Michael Steele, former chair of the RNC, said the other day that the arrest of the Black-Hispanic CNN reporter while he did his job covering the protests in Minneapolis was an example of what it’s like to be a Black man in the United States. If you’re a Black man, it doesn’t matter how you dress, how much money you have, how polite or educated you are, you can be killed for being Black.  That’s what lynching has alwasy been about. A way to remind all Black men that at any time they can be subjected to the rage of white violence. To remind them that they are second class citizens.

The #MeToo movement revealed something similar. As more and more women accused powerful men, from Bill Cosby to Harvey Weinstein, of sexual violence, it was clear it doesn’t matter what women wear, or how old they are, or how well they behave (not drinking or doing drugs, not attending frat parties, not having multiple sex partners), women are raped because they are women. A way to remind all women that at any time they can be subjected to the rage of men’s violence. To remind them that they are second class citizens.

The United States was built on two systems of hierarchy: white supremacy and patriarchy…these are the roots from which our society and country has grown. And these roots are intimately intertwined, mutually supporting each other, mutually supporting the institutions and structures and cultural norms and practices that undergird every aspect of life in the United States.

So, it’s no surprise that more often than not wrongful convictions and exonerations occur in cases where a Black man is falsely accused of the rape and/or murder of white women. White supremacy and patriarchy, like fraternal twins, producing and reproducing white power and male power and white-male power.

The violence in the streets of Minneapolis, Atlanta, Denver, New York, San Jose…

The accusations revealed under the hashtag #MeToo…

Both signal the persistence of the roots of white supremacy and patriarchy.

Black women’s bodies, then, become the canaries in the mine. When we focus our attention on the liberation of Black women, when we understand that the struggle for racial equity is bound up in the struggle for women’s liberation, we have our marching orders. Dismantle white supremacy and you will make progress toward gender equity. Dismantle patriarchy and you will make progress toward racial equity. Work on dismantling them both together and we move faster toward freedom and equity for all.
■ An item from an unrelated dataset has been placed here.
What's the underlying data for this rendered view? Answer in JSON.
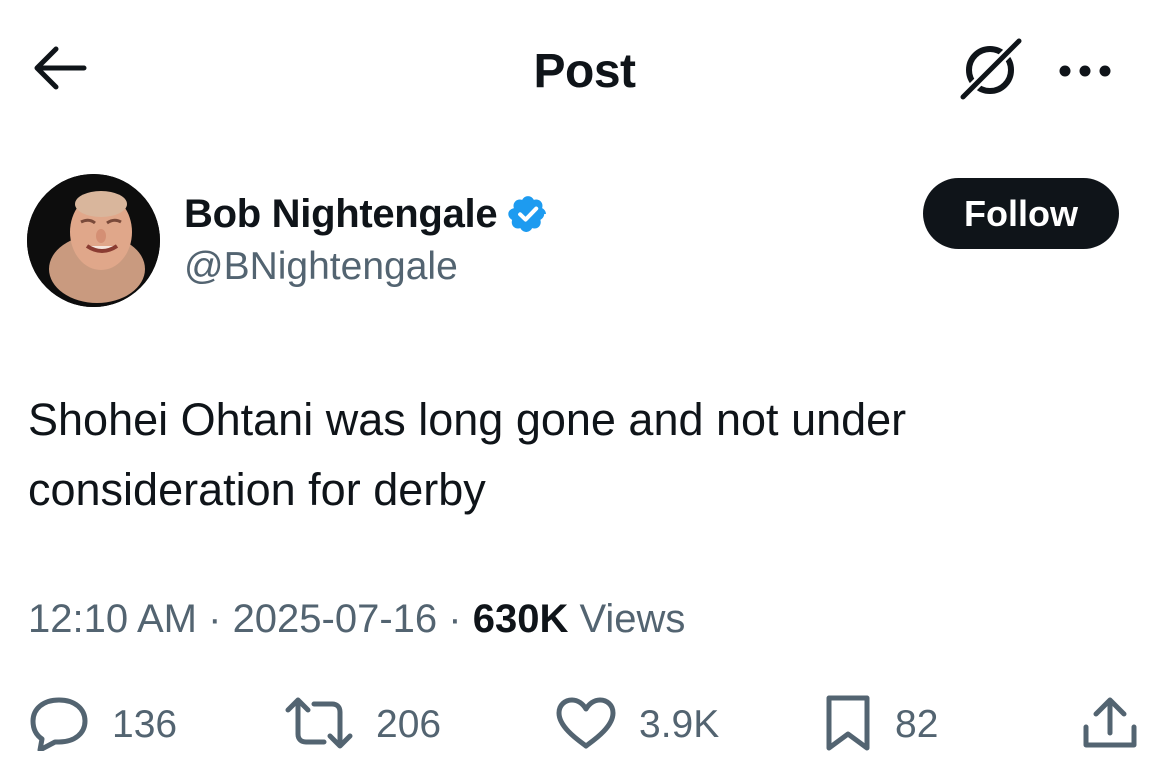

Ironic, isn’t it, that #MeToo is so often miscredited to Alyssa Milano, a white woman, when in fact, it was founded ten years earlier by Tarana Burke, a Black woman. What if we had all listened more carefully to Tarana Burke back then? How many women might have been spared the wrath of sexual violence?  We all need to lift up the voices of Black women and listen. Even when the message is difficult, as it can be for both Black men and white women to hear.
Need a reading recommendation? Brittney Cooper’s book, Eloquent Rage.